In the context of cumulative technology–forming a research platform (needed for continuing research in a given area of inquiry) or forming a library of functions or materials (useful in conducting all sorts of research, development, or production of product) or creating a standard (to ensure interoperability, common function, reliable testing and consistent training)–each exclusive license and each startup company with an exclusive license represents a barrier. As a university announces another startup–with the claim that the startup represents potential for new products and economic growth–the reality is that the startup represents the deepening fragmentation of a collective technology that now is much less likely to be used until the exclusively licensed patent expires. The university granting such an exclusive license may imagine the prospect for making money from speculation trading on the future value of its licensed patent, but any technology to which the patented invention is an important part likewise suffers serious damage.
Fragmentation is a condition of noisy research. If the federal government takes ownership of inventions made in noisy research and makes those inventions available without charge or formalities, then it may mitigate some effects of noisy research. If the federal government creates reciprocal commons (FRAND licenses extended to include a range of improvements), then it may mitigate additional effects of noisy research. Bayh-Dole, however, works against mitigating the effects of noisy research. Universities and small companies don’t have to invoke the monopoly meme; they don’t have to exploit patent positions to secure exclusive “commercial” partners to “develop” research discoveries.
Nonprofits could make things available FRAND or dedicate their research results to the public domain (even with Bayh-Dole, there are legal ways to do this). But if, in any given area of inquiry, even one organization defects on the overall effort, then other organizations are also induced to defect (in defense of their investments in IP, or in retaliation), and we end up back with unresolvable twenty-year fragmentation, with each organization clinging to its bit of IP, now almost impossible to license.
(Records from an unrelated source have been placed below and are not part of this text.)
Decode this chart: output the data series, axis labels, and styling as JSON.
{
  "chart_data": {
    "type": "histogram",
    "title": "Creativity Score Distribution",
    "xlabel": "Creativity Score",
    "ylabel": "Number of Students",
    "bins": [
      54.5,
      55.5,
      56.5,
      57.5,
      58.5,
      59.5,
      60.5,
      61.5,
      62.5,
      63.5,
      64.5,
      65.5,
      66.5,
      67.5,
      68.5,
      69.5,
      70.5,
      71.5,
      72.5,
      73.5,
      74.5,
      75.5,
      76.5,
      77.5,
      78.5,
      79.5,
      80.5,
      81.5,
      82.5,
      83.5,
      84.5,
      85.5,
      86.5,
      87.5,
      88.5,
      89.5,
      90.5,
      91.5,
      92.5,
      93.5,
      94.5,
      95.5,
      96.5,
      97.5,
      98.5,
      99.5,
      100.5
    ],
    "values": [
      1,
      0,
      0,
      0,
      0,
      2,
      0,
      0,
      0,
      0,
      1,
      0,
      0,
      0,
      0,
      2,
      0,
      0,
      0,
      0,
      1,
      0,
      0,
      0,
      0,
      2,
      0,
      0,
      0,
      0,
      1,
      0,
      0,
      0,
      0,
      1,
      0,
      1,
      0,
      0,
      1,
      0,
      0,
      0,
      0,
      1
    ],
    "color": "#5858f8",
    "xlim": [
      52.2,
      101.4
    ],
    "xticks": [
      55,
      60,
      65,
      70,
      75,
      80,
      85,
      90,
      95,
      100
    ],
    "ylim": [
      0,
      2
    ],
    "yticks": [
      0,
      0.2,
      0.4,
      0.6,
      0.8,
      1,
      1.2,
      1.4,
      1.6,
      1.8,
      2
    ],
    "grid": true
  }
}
The folks who would yet take an exclusive license are (i) speculators; (ii) companies with such market power that they can acquire or suppress other IP or withstand an infringement suit; and (iii) companies that want to prevent the IP from ending up exclusively with a competitor.
It doesn’t have to be this way. It is, however. And that’s the result of multiple policy positions being pursued as if there’s only one invention, one patent, one company, and one product to be produced, where the critical factor is that noisy research inventions get turned into patent monopolies. The practice reality is fragmentation, barrier, delay, nonuse, and irrelevancy. Bayh-Dole is not the cause–though it is a catalyst, an enabler, an opioid.